Abstract

The essays collected in Stage Mothers make a strong case for the importance of theatrical motherhood to the study of eighteenth-century maternity. The figure of the stage mother encompasses both the female performer, who was often (but not always) herself a mother, as well as the maternal roles she played on the eighteenth-century stage. The concept of stage motherhood, then, contributes to what Diana Solomon calls ‘betweenness’, the overlap between the actress’s persona and the character that she plays. Maternity, either in real life or in the world of the play, could also form part of the way in which an actress constructed her persona for an audience using what, in studies of female performers and celebrity culture, Joseph Roach terms ‘public intimacy’ and Felicity Nussbaum has named an ‘interiority effect’. Furthermore, the apparently inevitable sexualization of the actress by some of her audience gives new resonance to the erotic connotations of motherhood (a state which while idealized also draws attention to the woman as a sexual being). This volume provides a welcome addition to recent scholarship on motherhood in the eighteenth century by Toni Bowers, Marilyn Francus and Ruth Perry, amongst others.
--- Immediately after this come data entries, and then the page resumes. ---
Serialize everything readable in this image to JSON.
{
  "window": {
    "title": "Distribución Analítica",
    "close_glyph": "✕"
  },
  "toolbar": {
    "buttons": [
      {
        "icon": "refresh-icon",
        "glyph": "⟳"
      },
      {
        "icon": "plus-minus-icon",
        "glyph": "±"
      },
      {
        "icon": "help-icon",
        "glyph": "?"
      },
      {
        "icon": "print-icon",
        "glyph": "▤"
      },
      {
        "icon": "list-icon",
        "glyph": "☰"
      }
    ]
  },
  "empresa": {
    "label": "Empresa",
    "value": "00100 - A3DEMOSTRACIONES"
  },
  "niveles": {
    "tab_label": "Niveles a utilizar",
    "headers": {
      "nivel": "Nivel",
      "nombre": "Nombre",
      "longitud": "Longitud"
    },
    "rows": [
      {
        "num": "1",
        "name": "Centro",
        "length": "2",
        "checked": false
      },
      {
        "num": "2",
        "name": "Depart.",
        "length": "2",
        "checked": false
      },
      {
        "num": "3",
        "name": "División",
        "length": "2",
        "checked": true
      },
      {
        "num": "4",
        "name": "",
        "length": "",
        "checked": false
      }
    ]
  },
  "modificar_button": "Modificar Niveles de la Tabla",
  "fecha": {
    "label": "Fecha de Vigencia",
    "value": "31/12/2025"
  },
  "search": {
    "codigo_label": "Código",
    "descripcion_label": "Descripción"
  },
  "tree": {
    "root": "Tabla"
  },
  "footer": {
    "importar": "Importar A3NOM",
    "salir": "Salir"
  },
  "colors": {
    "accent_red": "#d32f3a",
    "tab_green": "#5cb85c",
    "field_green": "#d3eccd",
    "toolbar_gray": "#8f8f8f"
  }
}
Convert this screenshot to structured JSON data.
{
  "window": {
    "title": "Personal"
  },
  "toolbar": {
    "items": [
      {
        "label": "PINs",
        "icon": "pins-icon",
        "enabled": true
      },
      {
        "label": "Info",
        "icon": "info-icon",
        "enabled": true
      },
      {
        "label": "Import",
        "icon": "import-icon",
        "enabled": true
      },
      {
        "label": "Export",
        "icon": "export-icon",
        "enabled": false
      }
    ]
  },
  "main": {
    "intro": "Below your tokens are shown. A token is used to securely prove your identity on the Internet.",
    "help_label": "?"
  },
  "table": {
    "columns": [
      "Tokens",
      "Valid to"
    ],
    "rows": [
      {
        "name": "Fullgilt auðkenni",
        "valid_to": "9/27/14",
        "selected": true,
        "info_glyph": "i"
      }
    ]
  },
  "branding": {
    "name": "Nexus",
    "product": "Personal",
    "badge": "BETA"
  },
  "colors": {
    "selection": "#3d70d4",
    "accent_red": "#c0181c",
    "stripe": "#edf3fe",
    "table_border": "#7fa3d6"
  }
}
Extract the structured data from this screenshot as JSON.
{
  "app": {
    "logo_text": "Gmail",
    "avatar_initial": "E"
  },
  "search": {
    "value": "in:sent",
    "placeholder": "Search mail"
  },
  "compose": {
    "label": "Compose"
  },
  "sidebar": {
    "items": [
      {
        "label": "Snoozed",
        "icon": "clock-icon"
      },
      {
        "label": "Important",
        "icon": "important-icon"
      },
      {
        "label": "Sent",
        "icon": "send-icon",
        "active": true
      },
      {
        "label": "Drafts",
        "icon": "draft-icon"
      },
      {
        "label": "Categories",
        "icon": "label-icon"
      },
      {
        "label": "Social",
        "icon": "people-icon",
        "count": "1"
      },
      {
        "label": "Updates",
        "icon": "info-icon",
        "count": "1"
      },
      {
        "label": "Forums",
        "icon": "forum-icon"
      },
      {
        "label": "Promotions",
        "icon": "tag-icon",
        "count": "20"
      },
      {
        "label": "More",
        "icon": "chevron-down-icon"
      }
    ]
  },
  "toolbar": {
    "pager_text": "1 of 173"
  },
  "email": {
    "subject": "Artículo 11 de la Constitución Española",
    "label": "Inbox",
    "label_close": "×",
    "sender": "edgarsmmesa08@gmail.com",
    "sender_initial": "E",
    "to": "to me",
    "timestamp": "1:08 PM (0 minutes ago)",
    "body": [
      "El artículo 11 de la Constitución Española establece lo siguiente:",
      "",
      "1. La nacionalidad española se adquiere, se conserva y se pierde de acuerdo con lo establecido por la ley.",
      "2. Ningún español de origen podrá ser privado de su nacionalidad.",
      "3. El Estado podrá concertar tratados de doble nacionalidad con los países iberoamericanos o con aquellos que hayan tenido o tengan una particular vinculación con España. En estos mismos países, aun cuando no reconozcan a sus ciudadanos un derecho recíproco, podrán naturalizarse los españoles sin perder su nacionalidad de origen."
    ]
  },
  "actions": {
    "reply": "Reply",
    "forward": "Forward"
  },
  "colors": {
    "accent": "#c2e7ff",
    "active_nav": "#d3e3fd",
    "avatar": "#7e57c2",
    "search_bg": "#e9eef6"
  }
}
The editors and contributors acknowledge their indebtedness to this work, with Francus’s concept of the ‘spectral mother’, a figure absent yet haunting, applied frequently in the case studies offered here. The essays also extend research on the topic in important new directions. Engel, McGirr and their contributors demonstrate that stage mothers are uniquely positioned to provide insight into the various dimensions of maternity because of the complex interplay between their on-stage and off-stage identities.